Ce matin vous nous présentez le troisième album de Anaïs dont le titre « À l’eau de javel » est un clin d’œil, puisqu’il passe à la machine des chansons du répertoire réaliste. C’est aussi un hommage aux grandes chanteuses d’avant guerre.

Extrait de « Sombreros et mantilles »

Cette chanson de 1938 offrira la gloire à Rina Ketty, une chanteuse française d’origine italienne qui fut l’une des éclaireuses pour imposer dans la chanson française la mode persistante jusqu’à la fin des années 50 des chanteuses dites exotiques.

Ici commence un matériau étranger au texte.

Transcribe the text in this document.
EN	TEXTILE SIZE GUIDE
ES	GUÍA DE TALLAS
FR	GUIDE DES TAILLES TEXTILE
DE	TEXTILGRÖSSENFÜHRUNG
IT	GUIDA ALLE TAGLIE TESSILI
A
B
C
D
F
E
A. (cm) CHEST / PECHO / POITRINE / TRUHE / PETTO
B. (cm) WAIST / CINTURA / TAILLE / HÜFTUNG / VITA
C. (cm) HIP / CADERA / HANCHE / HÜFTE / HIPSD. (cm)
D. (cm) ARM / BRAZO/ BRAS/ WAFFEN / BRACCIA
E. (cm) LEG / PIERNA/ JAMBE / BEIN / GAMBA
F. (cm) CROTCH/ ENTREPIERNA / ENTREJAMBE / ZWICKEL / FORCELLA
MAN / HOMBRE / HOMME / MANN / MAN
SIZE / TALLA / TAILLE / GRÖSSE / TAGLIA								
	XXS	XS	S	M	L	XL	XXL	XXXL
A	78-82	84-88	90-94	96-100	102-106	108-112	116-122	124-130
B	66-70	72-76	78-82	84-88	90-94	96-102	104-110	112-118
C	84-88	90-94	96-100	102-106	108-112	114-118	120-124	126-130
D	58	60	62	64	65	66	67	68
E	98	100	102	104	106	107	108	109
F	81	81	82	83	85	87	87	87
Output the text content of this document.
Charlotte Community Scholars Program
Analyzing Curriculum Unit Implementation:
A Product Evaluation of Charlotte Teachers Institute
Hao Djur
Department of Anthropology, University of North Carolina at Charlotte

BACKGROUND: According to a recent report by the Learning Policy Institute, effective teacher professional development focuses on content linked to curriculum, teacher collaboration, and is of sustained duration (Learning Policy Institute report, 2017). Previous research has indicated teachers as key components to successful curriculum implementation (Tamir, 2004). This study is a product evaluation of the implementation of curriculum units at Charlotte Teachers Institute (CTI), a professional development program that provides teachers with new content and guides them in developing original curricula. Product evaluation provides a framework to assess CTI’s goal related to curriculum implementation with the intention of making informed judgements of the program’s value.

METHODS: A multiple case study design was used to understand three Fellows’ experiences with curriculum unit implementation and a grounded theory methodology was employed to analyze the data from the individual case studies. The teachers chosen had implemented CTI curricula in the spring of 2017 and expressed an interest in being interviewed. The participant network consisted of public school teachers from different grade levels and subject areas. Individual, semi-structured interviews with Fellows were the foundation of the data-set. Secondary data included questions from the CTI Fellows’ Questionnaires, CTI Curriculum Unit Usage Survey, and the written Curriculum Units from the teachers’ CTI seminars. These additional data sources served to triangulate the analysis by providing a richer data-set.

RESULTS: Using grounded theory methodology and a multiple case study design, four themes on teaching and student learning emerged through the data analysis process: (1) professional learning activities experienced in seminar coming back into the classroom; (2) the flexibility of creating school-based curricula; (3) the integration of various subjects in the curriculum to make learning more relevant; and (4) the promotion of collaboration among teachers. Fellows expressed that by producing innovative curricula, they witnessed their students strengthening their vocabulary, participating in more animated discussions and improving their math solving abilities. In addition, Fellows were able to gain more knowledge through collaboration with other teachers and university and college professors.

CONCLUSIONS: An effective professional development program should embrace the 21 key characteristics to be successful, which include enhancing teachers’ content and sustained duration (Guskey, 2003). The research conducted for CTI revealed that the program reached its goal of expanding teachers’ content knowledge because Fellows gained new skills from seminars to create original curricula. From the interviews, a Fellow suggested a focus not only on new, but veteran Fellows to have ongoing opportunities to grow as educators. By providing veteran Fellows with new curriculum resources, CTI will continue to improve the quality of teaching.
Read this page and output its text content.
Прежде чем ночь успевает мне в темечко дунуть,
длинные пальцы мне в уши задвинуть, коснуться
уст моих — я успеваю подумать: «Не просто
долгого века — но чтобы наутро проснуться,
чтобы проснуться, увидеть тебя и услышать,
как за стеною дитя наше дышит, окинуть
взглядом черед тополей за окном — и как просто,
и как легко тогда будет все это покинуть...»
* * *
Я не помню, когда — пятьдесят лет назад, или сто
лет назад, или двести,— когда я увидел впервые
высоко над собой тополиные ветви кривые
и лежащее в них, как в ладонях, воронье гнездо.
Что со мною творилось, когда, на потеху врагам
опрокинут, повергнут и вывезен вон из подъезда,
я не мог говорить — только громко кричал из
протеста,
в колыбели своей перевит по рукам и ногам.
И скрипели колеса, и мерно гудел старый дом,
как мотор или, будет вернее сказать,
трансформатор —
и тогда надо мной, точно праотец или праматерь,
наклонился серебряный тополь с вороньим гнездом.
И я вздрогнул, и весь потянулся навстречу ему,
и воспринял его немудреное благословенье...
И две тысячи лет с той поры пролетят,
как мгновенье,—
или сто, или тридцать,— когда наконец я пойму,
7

Réviser son histoire de France des chansons populaires n’est pas le seul mérite d’Anaïs, dont on connaît depuis la popularisation de son cheap show en 2005, sa capacité fantaisiste, et sa propension marquée à faire exister une chanson déviante. C’est donc ce qu’elle s’est décidée à faire dans ce nouveau disque en forme d’exercice de style composé de 13 reprises qui montrent qu’en terme d’audace et de provocation les chanteuses d’alors n’avaient pas froid aux yeux.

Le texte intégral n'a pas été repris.